Single-Row Fetches: FETCH vs CHAIN
For simple key lookups, you don't need a cursor at all. Compare:
// Native
chain custNo CUSTMAST;
if %found(CUSTMAST);
custName = cmName;
endif;// Embedded SQL
exec sql
select cmName
into :custName
from custmast
where custNo = :custNo;
if sqlcode = 0;
// found
endif;The SQL version reads almost like English, and critically, it doesn't care whether custNo is the first key field of an existing logical, the optimizer will use whatever index exists or a full scan if the table is small enough that it's cheaper.
Set-Based Updates: The Real Win
This is where embedded SQL really shows its value.
Suppose you need to apply a 5% discount to every open order for a customer. Native I/O means a read/update loop:
setll custNo ORDERHDR;
dou %eof(ORDERHDR);
reade custNo ORDERHDR;
if %eof(ORDERHDR);
leave;
endif;
if ordStatus = 'O';
orderTotal *= 0.95;
update ORDERHDR;
endif;
enddo;With SQL, it's one statement:
exec sql
update orderhdr
set orderTotal = orderTotal * 0.95
where custNo = :custNo
and ordStatus = 'O';One statement, no loop, no cursor and the database engine handles locking and commitment control semantics for you.
For anything touching more than a handful of rows, this is typically faster too, since it avoids the round-trip overhead of individual I/O operations.
Things to Watch For
Embedded SQL isn't a univeral answer:
- Row-by-row still has its place.

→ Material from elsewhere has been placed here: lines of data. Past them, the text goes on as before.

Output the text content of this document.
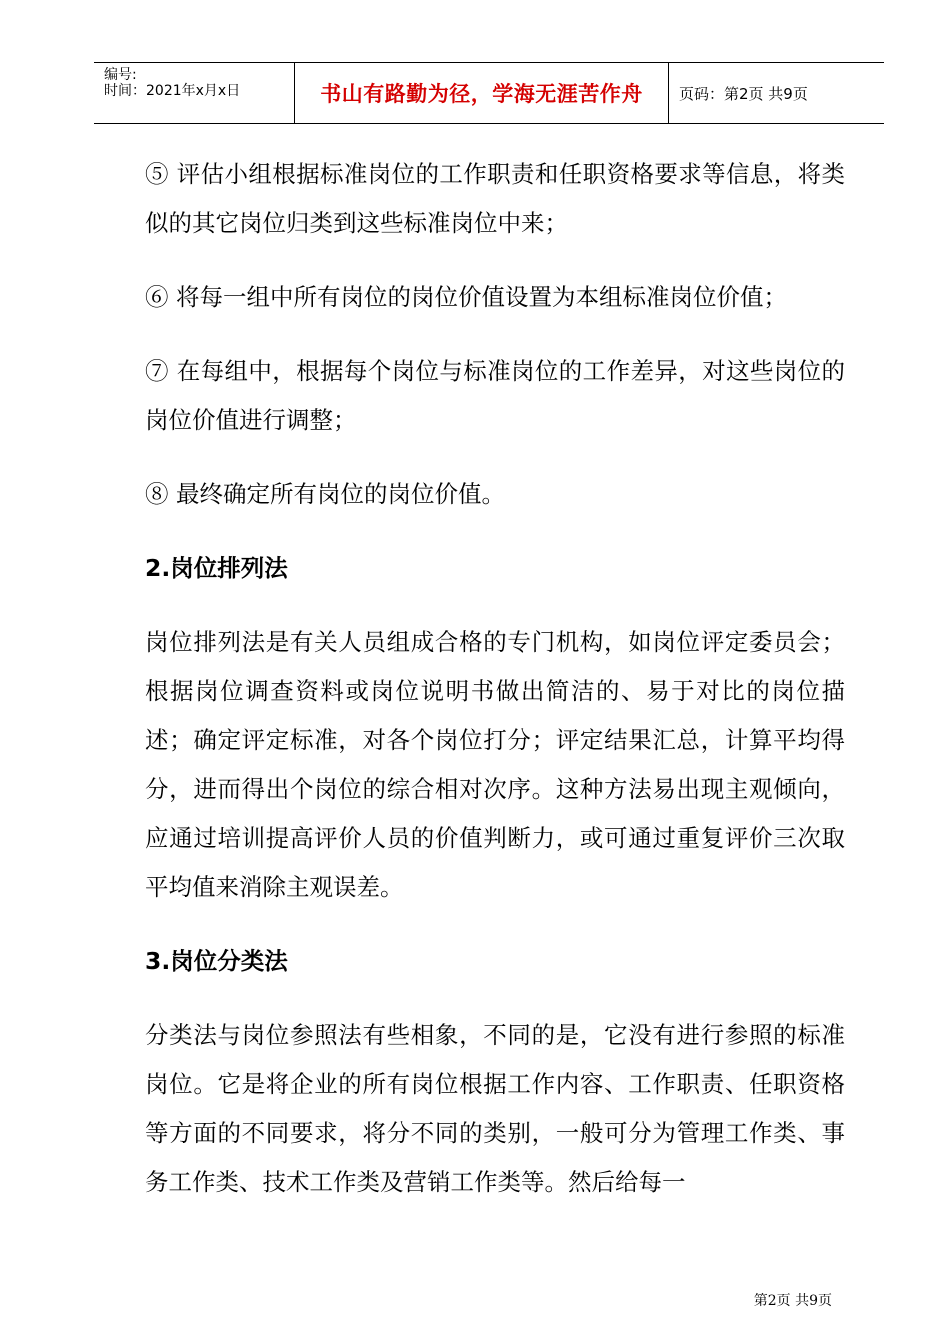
编号:
时间：2021年x月x日	书山有路勤为径，学海无涯苦作舟 页码：第2页 共9页

⑤ 评估小组根据标准岗位的工作职责和任职资格要求等信息，将类似的其它岗位归类到这些标准岗位中来；

⑥ 将每一组中所有岗位的岗位价值设置为本组标准岗位价值；

⑦ 在每组中，根据每个岗位与标准岗位的工作差异，对这些岗位的岗位价值进行调整；

⑧ 最终确定所有岗位的岗位价值。

2.岗位排列法

岗位排列法是有关人员组成合格的专门机构，如岗位评定委员会；根据岗位调查资料或岗位说明书做出简洁的、易于对比的岗位描述；确定评定标准，对各个岗位打分；评定结果汇总，计算平均得分，进而得出个岗位的综合相对次序。这种方法易出现主观倾向，应通过培训提高评价人员的价值判断力，或可通过重复评价三次取平均值来消除主观误差。

3.岗位分类法

分类法与岗位参照法有些相象，不同的是，它没有进行参照的标准岗位。它是将企业的所有岗位根据工作内容、工作职责、任职资格等方面的不同要求，将分不同的类别，一般可分为管理工作类、事务工作类、技术工作类及营销工作类等。然后给每一

第2页 共9页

If you're processing millions of rows with complex per-row logic that can't be expressed in SQL, a native or SQL cursor loop may still be the right tool, just be deliberate about it.
- Journal and commitment control behavior can differ slightly between native I/O and SQL, particularly around isolation levels. Test under your actual commitment control environment before assuming parity.

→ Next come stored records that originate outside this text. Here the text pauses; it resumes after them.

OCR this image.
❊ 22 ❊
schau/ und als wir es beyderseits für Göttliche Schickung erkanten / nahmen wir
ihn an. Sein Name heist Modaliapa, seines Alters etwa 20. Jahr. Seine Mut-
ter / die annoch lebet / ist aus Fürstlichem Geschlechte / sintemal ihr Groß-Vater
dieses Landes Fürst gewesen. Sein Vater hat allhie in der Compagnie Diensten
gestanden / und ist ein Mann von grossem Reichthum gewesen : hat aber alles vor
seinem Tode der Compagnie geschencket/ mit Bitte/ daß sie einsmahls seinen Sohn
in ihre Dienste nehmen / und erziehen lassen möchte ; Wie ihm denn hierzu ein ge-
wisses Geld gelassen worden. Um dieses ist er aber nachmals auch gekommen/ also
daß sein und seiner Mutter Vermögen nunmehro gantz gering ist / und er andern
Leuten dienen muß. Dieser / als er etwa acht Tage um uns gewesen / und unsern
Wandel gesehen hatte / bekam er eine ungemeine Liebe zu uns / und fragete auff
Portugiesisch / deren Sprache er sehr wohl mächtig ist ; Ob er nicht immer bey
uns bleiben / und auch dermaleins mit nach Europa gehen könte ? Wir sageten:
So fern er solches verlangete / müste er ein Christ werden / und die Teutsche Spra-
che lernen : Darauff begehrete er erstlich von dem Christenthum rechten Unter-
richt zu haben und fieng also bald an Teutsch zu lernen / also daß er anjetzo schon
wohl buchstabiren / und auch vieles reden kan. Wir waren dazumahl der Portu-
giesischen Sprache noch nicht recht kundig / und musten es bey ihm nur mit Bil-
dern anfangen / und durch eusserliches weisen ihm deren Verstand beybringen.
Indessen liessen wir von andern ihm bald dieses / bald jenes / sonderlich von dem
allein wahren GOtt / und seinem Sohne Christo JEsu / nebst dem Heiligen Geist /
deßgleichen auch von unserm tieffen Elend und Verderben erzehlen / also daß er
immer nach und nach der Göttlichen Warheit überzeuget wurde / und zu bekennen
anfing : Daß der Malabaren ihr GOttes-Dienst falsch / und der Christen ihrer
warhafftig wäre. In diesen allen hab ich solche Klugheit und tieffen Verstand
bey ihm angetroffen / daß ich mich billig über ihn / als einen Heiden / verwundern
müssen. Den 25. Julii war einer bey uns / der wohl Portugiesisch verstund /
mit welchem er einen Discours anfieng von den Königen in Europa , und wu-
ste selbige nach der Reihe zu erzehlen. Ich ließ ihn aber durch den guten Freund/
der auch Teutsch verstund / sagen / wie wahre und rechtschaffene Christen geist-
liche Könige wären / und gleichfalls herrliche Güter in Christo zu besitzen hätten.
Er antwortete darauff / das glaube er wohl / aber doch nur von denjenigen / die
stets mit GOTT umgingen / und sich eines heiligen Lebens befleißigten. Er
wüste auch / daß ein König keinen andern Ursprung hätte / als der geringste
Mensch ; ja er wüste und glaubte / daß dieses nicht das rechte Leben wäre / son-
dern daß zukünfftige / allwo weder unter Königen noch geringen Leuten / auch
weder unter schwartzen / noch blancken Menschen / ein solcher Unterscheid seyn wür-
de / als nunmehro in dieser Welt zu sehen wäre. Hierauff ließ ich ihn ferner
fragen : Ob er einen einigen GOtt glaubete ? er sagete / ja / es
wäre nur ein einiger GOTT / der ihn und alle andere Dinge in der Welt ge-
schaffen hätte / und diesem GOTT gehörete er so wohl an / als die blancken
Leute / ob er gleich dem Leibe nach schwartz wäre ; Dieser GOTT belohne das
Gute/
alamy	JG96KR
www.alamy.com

- SQLCODE and SQLSTATE need proper checking. Unlike
%found()and%eof(), SQL error handling is more nuanced, get comfortable withSQLCODEandSQLSTATE. - Performance isn't automatic. SQE needs decent indexes to work with, just like native I/O needs logicals. Use Visual Explain in ACS to check your access plans rather than assuming SQL is always faster.
Getting Started
The easiest on-ramp is picking one program with heavy logical file dependency and rewriting just the read logic first, leaving your business rules untouched. Once you're comfortable with cursors and host variables, move on to set-based updates and deletes.
Within a few programs, embedded SQL stops feeling like "the new way" and starts feeling like the obvious way, because for most business logic, it is.
If your shop is still writing new logical files in 2026, it might be time to ask why.